More than 40 million people around the world currently live in modern slavery —167,000 of them in Germany. That's according to the Global Slavery Index, compiled by Australia's Walk Free Foundation.
Historically, slavery was based on institutionalized oppression, where one person was legally recognized as the owner of another. The practice's modern day equivalent functions somewhat differently. "Slavery is no longer legal, but it is like a chameleon and lives on in secret," said Dietmar Roller, chairman of the German office of the International Justice Mission (IJM), which fights human trafficking around the world.
"Modern slavery refers to situations where one person has taken away another person's freedom — their freedom to control their body, their freedom to choose to refuse certain work or to stop working — so that they can be exploited," according to the Walk Free Foundation. "Freedom is taken away by threats, violence, coercion, abuse of power and deception."
Slavery in its modern form thus applies to many different systems of subjugation and exploitation, which may include, for example, human trafficking, debt bondage or forced marriages. The limits of what can and cannot be called slavery are often fluid.
Growing in Europe
Countries such as Libya, Qatar or the Democratic Republic of Congo regularly make international headlines for various forms of modern slavery, but human trafficking and forced labor are on the rise in Europe as well, the Council of Europe warned in April.
Modern slavery in Germany is centered primarily around migrants in the construction and catering industries, according to the country's Federal Criminal Police Office (BKA). However, examples of forced labor and exploitation can also be found among domestic workers, as well as in the meat processing, agriculture and transportation industries. Last year, authorities identified 180 forced labor victims related to 11 investigations — most of them from Eastern Europe.
Germany: The brothel of Europe
In Germany, sexual exploitation is much more widespread. "Germany is the brothel of Europe," said Roller. According to the BKA, there were 327 cases of forced prostitution and 500 documented victims in 2017.
While the practice can affect men, the vast majority of victims of sexual exploitation are women — primarily from Bulgaria, Romania and then Germany. The BKA also noted a significant increase in Nigerian victims.
What's more, many women are deceived about the actual conditions of prostitution, but are nonetheless unable escape it, the BKA found. The "Loverboy method" also plays a large role: Pimps manipulate young woman into an affair and use this emotional dependency to push them into prostitution. They often pretend to be in debt and tell the woman that prostitution is necessary to help pay it off.
Thanks to the internet in particular, modern day slavery has increasingly become a global phenomenon. "German customers can rent a child in the Philippines for an hour, who then has to do whatever they want in front of a webcam," said Roller.
Many people around the world also contribute indirectly to the practice of slavery. Economist Evi Hartmann contends in her 2016 book Wie viele Sklaven halten Sie? (How many slaves do you have?) that the average German today indirectly holds about 60 slaves.

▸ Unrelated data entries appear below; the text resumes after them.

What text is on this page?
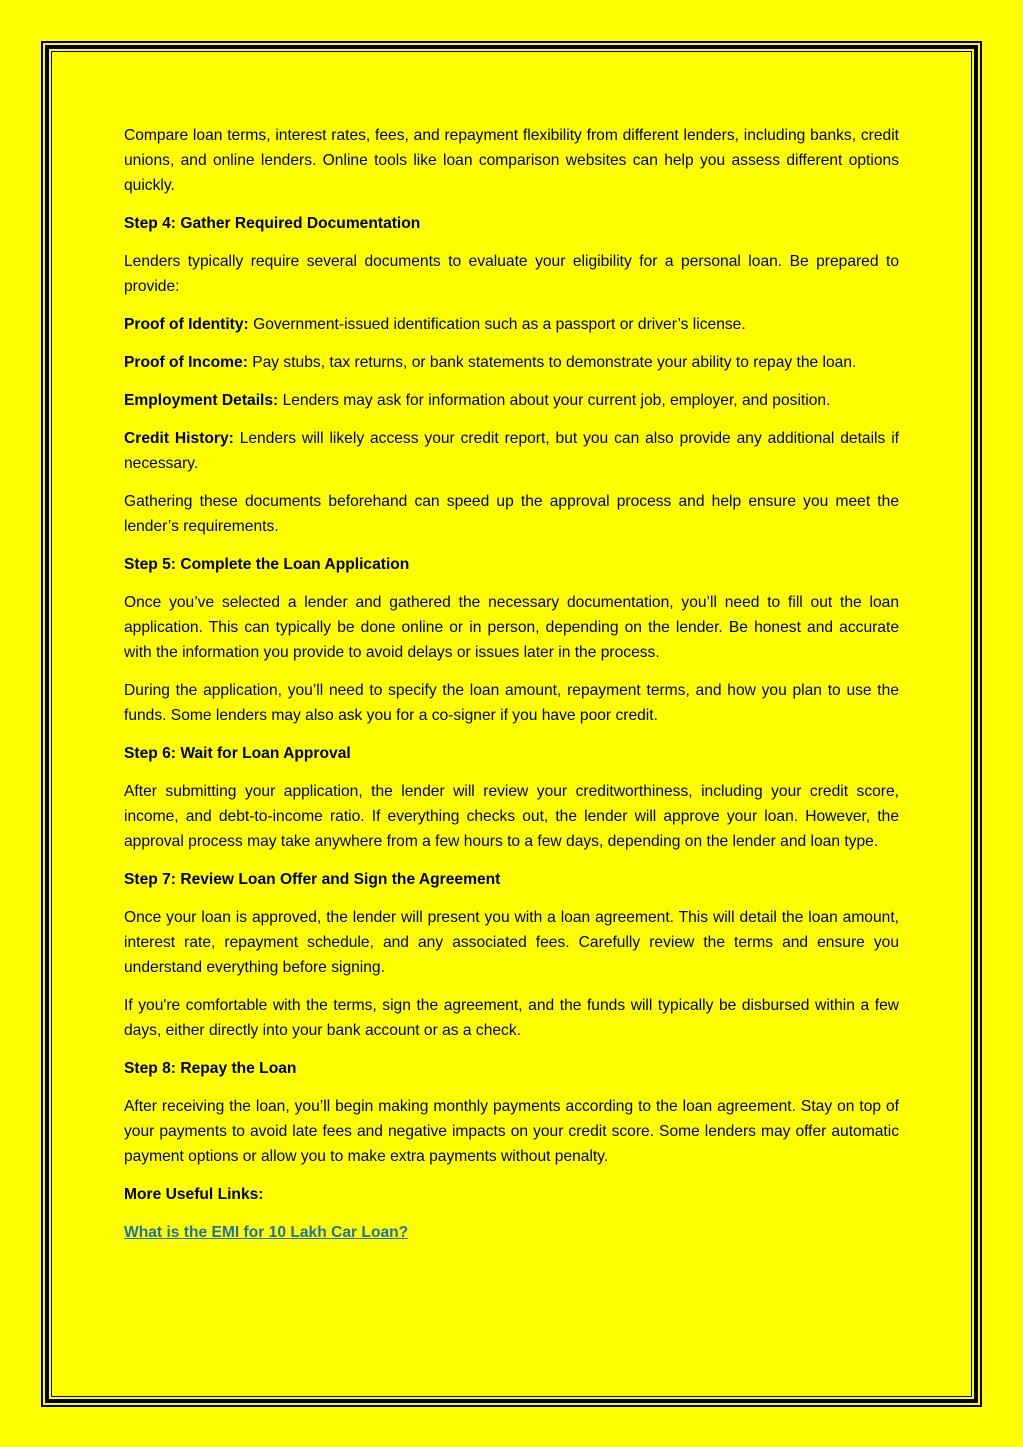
Compare loan terms, interest rates, fees, and repayment flexibility from different lenders, including banks, credit unions, and online lenders. Online tools like loan comparison websites can help you assess different options quickly.

Step 4: Gather Required Documentation

Lenders typically require several documents to evaluate your eligibility for a personal loan. Be prepared to provide:

Proof of Identity: Government-issued identification such as a passport or driver’s license.

Proof of Income: Pay stubs, tax returns, or bank statements to demonstrate your ability to repay the loan.

Employment Details: Lenders may ask for information about your current job, employer, and position.

Credit History: Lenders will likely access your credit report, but you can also provide any additional details if necessary.

Gathering these documents beforehand can speed up the approval process and help ensure you meet the lender’s requirements.

Step 5: Complete the Loan Application

Once you’ve selected a lender and gathered the necessary documentation, you’ll need to fill out the loan application. This can typically be done online or in person, depending on the lender. Be honest and accurate with the information you provide to avoid delays or issues later in the process.

During the application, you’ll need to specify the loan amount, repayment terms, and how you plan to use the funds. Some lenders may also ask you for a co-signer if you have poor credit.

Step 6: Wait for Loan Approval

After submitting your application, the lender will review your creditworthiness, including your credit score, income, and debt-to-income ratio. If everything checks out, the lender will approve your loan. However, the approval process may take anywhere from a few hours to a few days, depending on the lender and loan type.

Step 7: Review Loan Offer and Sign the Agreement

Once your loan is approved, the lender will present you with a loan agreement. This will detail the loan amount, interest rate, repayment schedule, and any associated fees. Carefully review the terms and ensure you understand everything before signing.

If you're comfortable with the terms, sign the agreement, and the funds will typically be disbursed within a few days, either directly into your bank account or as a check.

Step 8: Repay the Loan

After receiving the loan, you’ll begin making monthly payments according to the loan agreement. Stay on top of your payments to avoid late fees and negative impacts on your credit score. Some lenders may offer automatic payment options or allow you to make extra payments without penalty.

More Useful Links:

What is the EMI for 10 Lakh Car Loan?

"By buying clothing or products containing resources from conflict zones, I promote slavery-like working conditions in other parts of the world," Roller explained. This is also the case with goods such as seafood from Thailand, where forced labor on fishing boats is widespread, he said.
Preying on the vulnerable
Minors especially are at risk of falling prey to modern slavery — including in Germany. Earlier this month a German woman, along with her partner, was sentenced to prison for offering her son up for sex on the darknet in exchange for payment. Additionally, police in Germany record between 50 and 60 cases of forced marriage every year.
The fight against modern slavery and the institutions that contribute to it must be "taken on with energy," said Roller. There is still a long way to go, and Germany is no exception, he added.
For the moment, the IJM remains most active in countries in Asia and Africa, where modern slavery is more widespread and its victims have little access to legal support. "Usually it's about the money," said Roller, "so you have to make the business models unattractive for the actors involved."